I like when my wife goes to the movie movies with me. She has a job so she can pay for tickets and a big tub of popcorn, which she usually lets me have some of. Plus, the way she polishes off two quarts of Mountain Dew during the trailers is one of the most erotic things I’ve ever seen. If she only could make love to me the way she does that soda.
I ask her every week to go with me , but she rarely does. Part of it is because there is a shitload of PBS shows starring English dudes in waistcoats that she’d rather watch. Another part is that after ten hours a day sorting buttons and zippers at Suzy’s Fabricland she likes to stay home in her sweatpants (not buttons, no zippers) with a half dozen Lean Cuisines. And, sometimes I wonder if maybe a teeny-tiny bit of her says no to me because she says I’m embarrassing to be seen with in public.
I figure she’d go with me on Mother’s Day, though. I mean, we don’t have kids. At least none that we know about. Still, it’s a day of celebration of all mothers, and all the women who chose not to be mothers. Although, Mrs. Filthy says she had no choice. Once she married me, she knew she would never bring a child into the world. She must hate this world.
I especially thought she’d want to go when she saw that those caring, thoughtful folks in Hollywood made a movie named Snatched, and it was special just for moms. She loves special holiday stuff: Christmas candy; Easter candy; Valentine’s Day candy etc. So, why not a movie?
I don’t know.
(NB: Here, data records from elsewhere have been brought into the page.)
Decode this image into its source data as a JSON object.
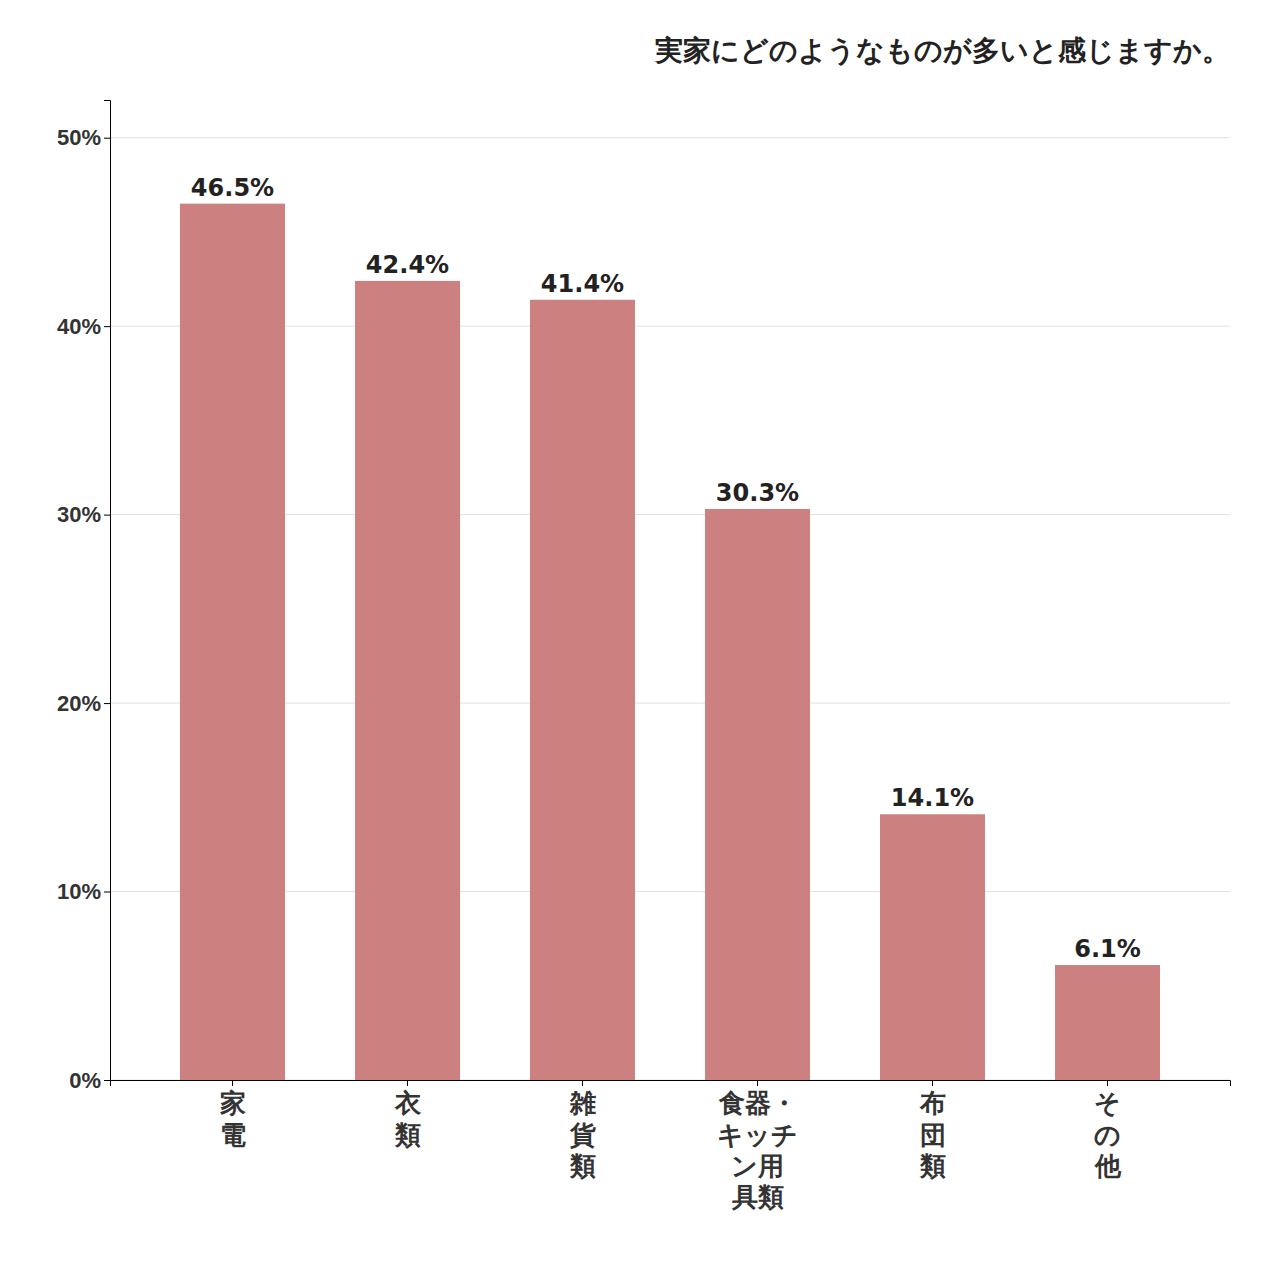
{
  "chart_data": {
    "type": "bar",
    "title": "実家にどのようなものが多いと感じますか。",
    "categories": [
      "家\n電",
      "衣\n類",
      "雑\n貨\n類",
      "食器・\nキッチ\nン用\n具類",
      "布\n団\n類",
      "そ\nの\n他"
    ],
    "values": [
      46.5,
      42.4,
      41.4,
      30.3,
      14.1,
      6.1
    ],
    "value_labels": [
      "46.5%",
      "42.4%",
      "41.4%",
      "30.3%",
      "14.1%",
      "6.1%"
    ],
    "color": "#cd8080",
    "ylim": [
      0,
      52
    ],
    "yticks": [
      {
        "value": 0,
        "label": "0%"
      },
      {
        "value": 10,
        "label": "10%"
      },
      {
        "value": 20,
        "label": "20%"
      },
      {
        "value": 30,
        "label": "30%"
      },
      {
        "value": 40,
        "label": "40%"
      },
      {
        "value": 50,
        "label": "50%"
      }
    ],
    "grid": true,
    "data_labels": true
  }
}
All I know is she chose a day on her friend’s veranda drinking lime flavored Bud Light over a night out with the person whose diapers she changed. Just a few times, once when we were bedroom role-playing that I was a fetal alcohol syndrome baby and she was a misinformed babysitter, but still. You’re never going to be closer to being a mom than swaddling an ass in non-compostable plastics.
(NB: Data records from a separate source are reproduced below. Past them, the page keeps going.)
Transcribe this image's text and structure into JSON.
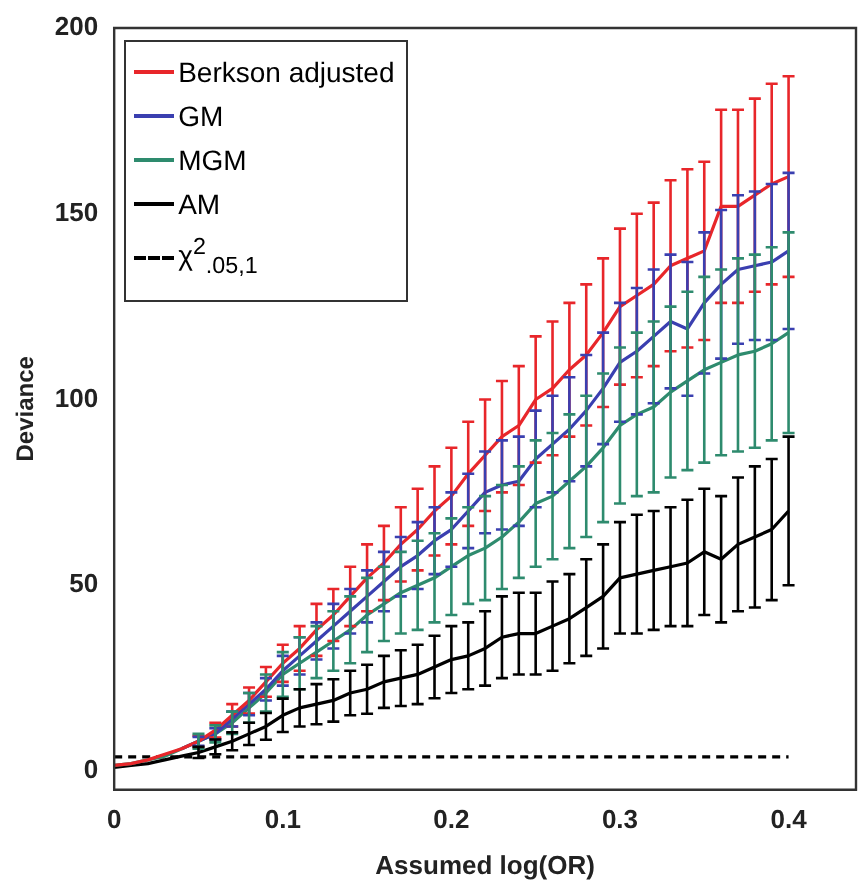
{
  "chart_data": {
    "type": "line",
    "xlabel": "Assumed log(OR)",
    "ylabel": "Deviance",
    "x": [
      0,
      0.01,
      0.02,
      0.03,
      0.04,
      0.05,
      0.06,
      0.07,
      0.08,
      0.09,
      0.1,
      0.11,
      0.12,
      0.13,
      0.14,
      0.15,
      0.16,
      0.17,
      0.18,
      0.19,
      0.2,
      0.21,
      0.22,
      0.23,
      0.24,
      0.25,
      0.26,
      0.27,
      0.28,
      0.29,
      0.3,
      0.31,
      0.32,
      0.33,
      0.34,
      0.35,
      0.36,
      0.37,
      0.38,
      0.39,
      0.4
    ],
    "xlim": [
      0,
      0.44
    ],
    "xticks": [
      0,
      0.1,
      0.2,
      0.3,
      0.4
    ],
    "ylim": [
      -5,
      200
    ],
    "yticks": [
      0,
      50,
      100,
      150,
      200
    ],
    "grid": false,
    "legend": "top left",
    "marker": "none",
    "line_style": "solid",
    "series": [
      {
        "name": "Berkson adjusted",
        "color": "#e8262a",
        "values": [
          1.5,
          2,
          3,
          4.5,
          6,
          8,
          11,
          15,
          19,
          24,
          29,
          33,
          38,
          42,
          47,
          52,
          56,
          61,
          65,
          70,
          74,
          80,
          85,
          90,
          93,
          100,
          103,
          108,
          112,
          118,
          125,
          128,
          131,
          136,
          138,
          140,
          152,
          152,
          155,
          158,
          160
        ],
        "errors": [
          null,
          null,
          null,
          null,
          null,
          1.5,
          2,
          3,
          3.5,
          4,
          5,
          6,
          7,
          7,
          8,
          9,
          10,
          10,
          11,
          12,
          13,
          14,
          15,
          15,
          16,
          17,
          18,
          18,
          19,
          20,
          21,
          22,
          22,
          23,
          24,
          24,
          26,
          26,
          26,
          27,
          27
        ]
      },
      {
        "name": "GM",
        "color": "#3a3fb0",
        "values": [
          null,
          null,
          null,
          null,
          6,
          8,
          10,
          14,
          18,
          22,
          27,
          31,
          35,
          39,
          43,
          47,
          51,
          55,
          58,
          62,
          65,
          70,
          75,
          77,
          78,
          84,
          88,
          92,
          97,
          103,
          110,
          113,
          117,
          121,
          119,
          126,
          131,
          135,
          136,
          137,
          140
        ],
        "errors": [
          null,
          null,
          null,
          null,
          null,
          1.2,
          1.5,
          2,
          3,
          3,
          4,
          5,
          5,
          6,
          6,
          7,
          8,
          8,
          9,
          9,
          10,
          10,
          11,
          12,
          12,
          13,
          13,
          14,
          15,
          15,
          16,
          17,
          18,
          18,
          18,
          19,
          20,
          20,
          20,
          21,
          21
        ]
      },
      {
        "name": "MGM",
        "color": "#2e8b6e",
        "values": [
          1.5,
          2,
          3,
          4,
          6,
          8,
          10,
          13,
          17,
          21,
          26,
          29,
          32,
          35,
          38,
          42,
          45,
          48,
          50,
          52,
          55,
          58,
          60,
          63,
          67,
          72,
          74,
          78,
          82,
          87,
          93,
          96,
          98,
          102,
          105,
          108,
          110,
          112,
          113,
          115,
          118
        ],
        "errors": [
          null,
          null,
          null,
          null,
          null,
          2,
          2.3,
          3,
          4,
          5,
          6,
          7,
          7,
          8,
          9,
          10,
          10,
          11,
          12,
          12,
          13,
          13,
          14,
          14,
          15,
          17,
          17,
          18,
          19,
          20,
          21,
          22,
          23,
          23,
          24,
          25,
          25,
          26,
          26,
          26,
          27
        ]
      },
      {
        "name": "AM",
        "color": "#000000",
        "values": [
          1,
          1.5,
          2,
          3,
          4,
          5,
          6.5,
          8,
          10,
          12,
          15,
          17,
          18,
          19,
          21,
          22,
          24,
          25,
          26,
          28,
          30,
          31,
          33,
          36,
          37,
          37,
          39,
          41,
          44,
          47,
          52,
          53,
          54,
          55,
          56,
          59,
          57,
          61,
          63,
          65,
          70
        ],
        "errors": [
          null,
          null,
          null,
          null,
          null,
          1.5,
          2,
          2.4,
          3,
          3.6,
          4.5,
          5,
          5.4,
          5.7,
          6,
          6.6,
          7,
          7.5,
          8,
          8.4,
          9,
          9,
          10,
          11,
          11,
          11,
          12,
          12,
          13,
          14,
          15,
          16,
          16,
          16,
          17,
          17,
          17,
          18,
          19,
          19,
          20
        ]
      },
      {
        "name": "χ$^{2}$$_{.05,1}$",
        "line_style": "dashed",
        "color": "#000000",
        "x": [
          0,
          0.4
        ],
        "values": [
          3.8,
          3.8
        ]
      }
    ]
  }
}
The upshoot of this story is that I spent Mother’s Day alone watching a lousy movie in a theater full of mothers and their daughters with shitty taste. These weren’t MILFs. I don’t where the fuck the MILFs go, maybe the zoo or fancy brunches with limitless mimosas, but they sure as hell don’t go to Amy Schumer movies. Just so nobody would think I was a weirdo, I told everyone--the box office, ticket taker, ushers and ladies sitting near me--that my mother had died suddenly, and that’s why I was alone.
It doesn’t matter who you see Snatched with: your mom; your child; or anyone else. Snatched is a steaming hot shit squirted right up onto the screen.
I have this rule about comedies; they should be funny. Snatched isn’t. It starts out with a few jokes, mostly easy, and then it wilts faster than an old man’s dick in the peanut butter. The movie loses sight of the reason for its existence and involves itself in the predictable mechanics of getting unlikable people out of a sticky wicket. Like we give a shit whether these screaming asses survive.
Schumer plays a woman failing at life who has a trip planned to Ecuador but has nobody to go with her. She extorts her aging, emotionally fragile mother to go. Shortly after arriving, they are kidnapped. The rest of the movie is a straight fucking line. They escape their captors. Their captors chase them. They get away. Along the way they are meeting what I suppose someone might find as “colorful” characters, but were just a bunch of tired clichés. Why the fuck make a movie in a foreign country if you’re going to treat it like a theme restaurant? Hell, just film the God damn movie in a Rain Forest Cafe.
Schumer’s character’s unlikability is Snatched’s biggest problem. In an effort to stay “edgy” the movie lets her character be unemployable, friendless, whiny and self-absorbed. See, it says, she’s not the typical woman. And that’s fine, but there are a shitload more complex representations of the atypical woman than this. They can even have some redeeming qualities and still be unusual.
During the course of Snatched’s 90 minutes, She doesn’t get better. Not really. She says the usual bullshit about seeing other people, but there is little in the movie to validate it. Mostly, it’s all too unoriginal to pay attention to. So, the movie ultimately boils down to two people the rest of us wouldn’t miss doing nothing more than saving their own asses. Who the fuck cares?
The movie also confuses crass with funny. That’s not to say crass can’t be fucking hilarious, but it’s an ingredient, not the whole damn cake. Snatched feels like a crappy late-era-after-they-completely-lost-it Farrelly Brothers movie groping in the dark for a gag, but with dumb and irredeemable women instead of dumb men. Any movie that is so desperate for laughs that it uses “Your tit is showing” first as a joke and then as a callback is starving. There is standard-issue farting and self-shitting where punchlines should be.
If Snatched is the best Hollywood for moms with all its millions and billions, then I don’t feel like such a bad son anymore. Or husband. I wish I could have tricked Mrs. Filthy into seeing it with me, because it’d probably make her appreciate me more. Two Fingers.